7-year-old girl dies of the flu, scarlet fever hours after she was sent home from hospital

Updated

A 7-year-old girl who was treated for the flu and scarlet fever died hours after she was discharged from an Indiana hospital last week.

Matthew Jessie told People that his young daughter, Savanna, came down with a sore throat last Monday and developed a fever the next day. After Jessie brought his daughter to see a doctor, he said she was diagnosed with strep throat and was sent home on Tuesday night.

Savanna's father brought her back to the hospital less than a day later when her symptoms worsened. She was prescribed Tamiflu and sent home again on Wednesday night.

According to Bartholomew County coroner Clayton Nolting, Savanna was found unresponsive in her home on Thursday morning and rushed to Columbus Regional Hospital where she was pronounced dead.

Nolting added that Savanna tested positive for influenza B, strep throat and scarlet fever at the time of her death.


Photo: Barkes, Weaver & Glick Funeral Homes

The coroner's office says it is waiting for the results of a full toxicology report to make a ruling on Savanna's cause of death.

"It happened so fast it just doesn't seem like it's real," Savanna's grieving father told People. "It’s hard coming home to where all of this happened. I have three other kids. When you’re getting ready to make dinner, you get out four plates for the kids to make their plates and you catch yourself because there’s only three now."

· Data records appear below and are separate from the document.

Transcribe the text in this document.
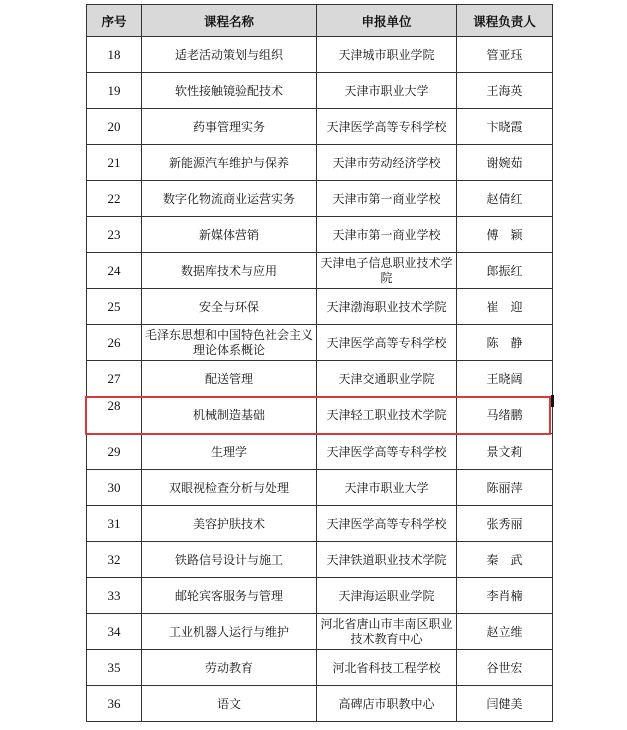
序号	课程名称	申报单位	课程负责人
18	适老活动策划与组织	天津城市职业学院	管亚珏
19	软性接触镜验配技术	天津市职业大学	王海英
20	药事管理实务	天津医学高等专科学校	卞晓霞
21	新能源汽车维护与保养	天津市劳动经济学校	谢婉茹
22	数字化物流商业运营实务	天津市第一商业学校	赵倩红
23	新媒体营销	天津市第一商业学校	傅　颖
24	数据库技术与应用	天津电子信息职业技术学院	郎振红
25	安全与环保	天津渤海职业技术学院	崔　迎
26	毛泽东思想和中国特色社会主义理论体系概论	天津医学高等专科学校	陈　静
27	配送管理	天津交通职业学院	王晓阔
28	机械制造基础	天津轻工职业技术学院	马绪鹏
29	生理学	天津医学高等专科学校	景文莉
30	双眼视检查分析与处理	天津市职业大学	陈丽萍
31	美容护肤技术	天津医学高等专科学校	张秀丽
32	铁路信号设计与施工	天津铁道职业技术学院	秦　武
33	邮轮宾客服务与管理	天津海运职业学院	李肖楠
34	工业机器人运行与维护	河北省唐山市丰南区职业技术教育中心	赵立维
35	劳动教育	河北省科技工程学校	谷世宏
36	语文	高碑店市职教中心	闫健美
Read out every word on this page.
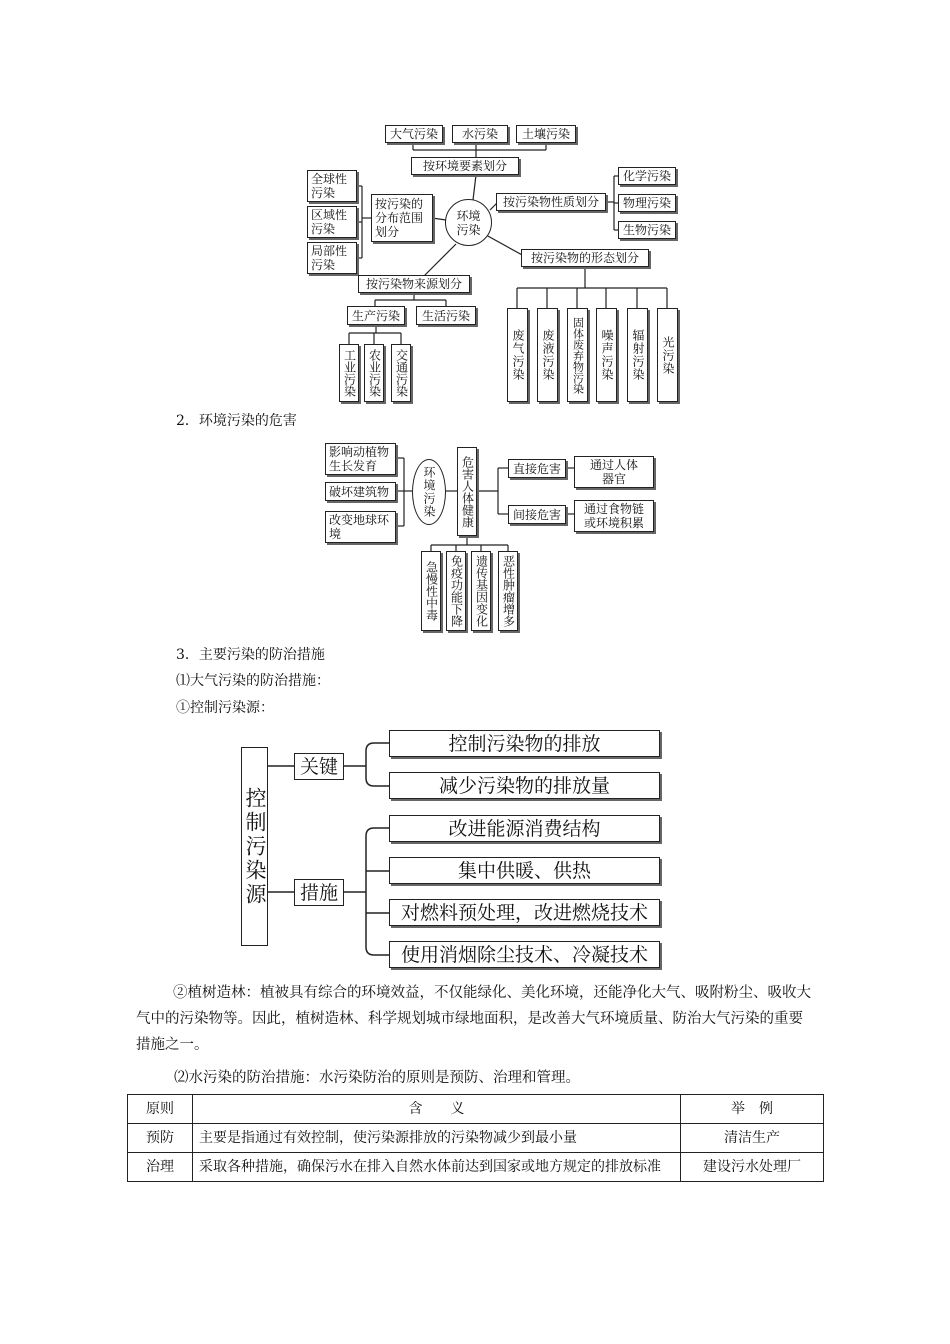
大气污染	水污染	土壤污染
按环境要素划分
环境污染
按污染的分布范围划分
全球性污染
区域性污染
局部性污染
按污染物性质划分
化学污染
物理污染
生物污染
按污染物的形态划分
废气污染 废液污染 固体废弃物污染 噪声污染 辐射污染 光污染
按污染物来源划分
生产污染	生活污染
工业污染 农业污染 交通污染
2．环境污染的危害
影响动植物生长发育
破坏建筑物
改变地球环境
环境污染 危害人体健康	直接危害
间接危害
通过人体器官
通过食物链或环境积累
急慢性中毒 免疫功能下降 遗传基因变化 恶性肿瘤增多
3．主要污染的防治措施
⑴大气污染的防治措施：
①控制污染源：
控制污染源
关键
措施
控制污染物的排放
减少污染物的排放量
改进能源消费结构
集中供暖、供热
对燃料预处理，改进燃烧技术
使用消烟除尘技术、冷凝技术
②植树造林：植被具有综合的环境效益，不仅能绿化、美化环境，还能净化大气、吸附粉尘、吸收大气中的污染物等。因此，植树造林、科学规划城市绿地面积，是改善大气环境质量、防治大气污染的重要措施之一。
⑵水污染的防治措施：水污染防治的原则是预防、治理和管理。
原则	含　　义	举　例
预防	主要是指通过有效控制，使污染源排放的污染物减少到最小量	清洁生产
治理	采取各种措施，确保污水在排入自然水体前达到国家或地方规定的排放标准	建设污水处理厂
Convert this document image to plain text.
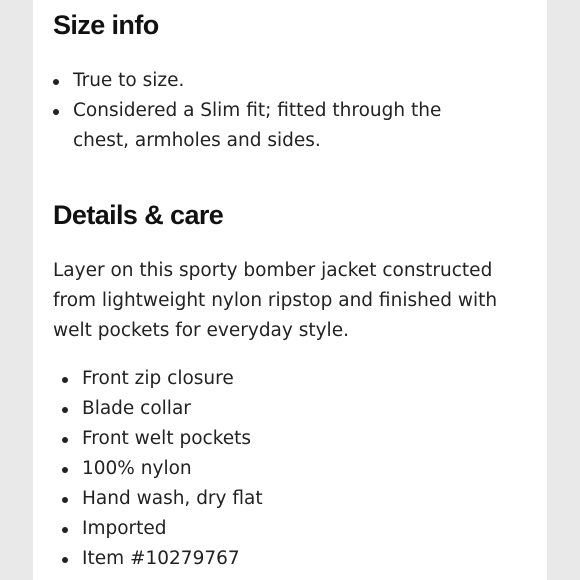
Size info
True to size.
Considered a Slim fit; fitted through the chest, armholes and sides.
Details & care

Layer on this sporty bomber jacket constructed from lightweight nylon ripstop and finished with welt pockets for everyday style.

Front zip closure
Blade collar
Front welt pockets
100% nylon
Hand wash, dry flat
Imported
Item #10279767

According to a YouCaring page set up to cover the cost of Savanna's funeral, she "was a beautiful, funny, loving little girl. She had a very wonderful and tight nit (sic) family. She was not the type to complain about the things she didn't have or what others did have. Savanna valued everything she had. She was a fly by the seat of the pants kind of girl. She loved everybody and everybody loved her."

According to the CDC, the 2017-18 flu season is already one of the most deadly ever recorded.

Flu hospitalizations have reached their highest point in nearly a decade and at least 53 pediatric deaths have already been reported.

With several more weeks left in the season, the outbreak shows no signs of slowing down.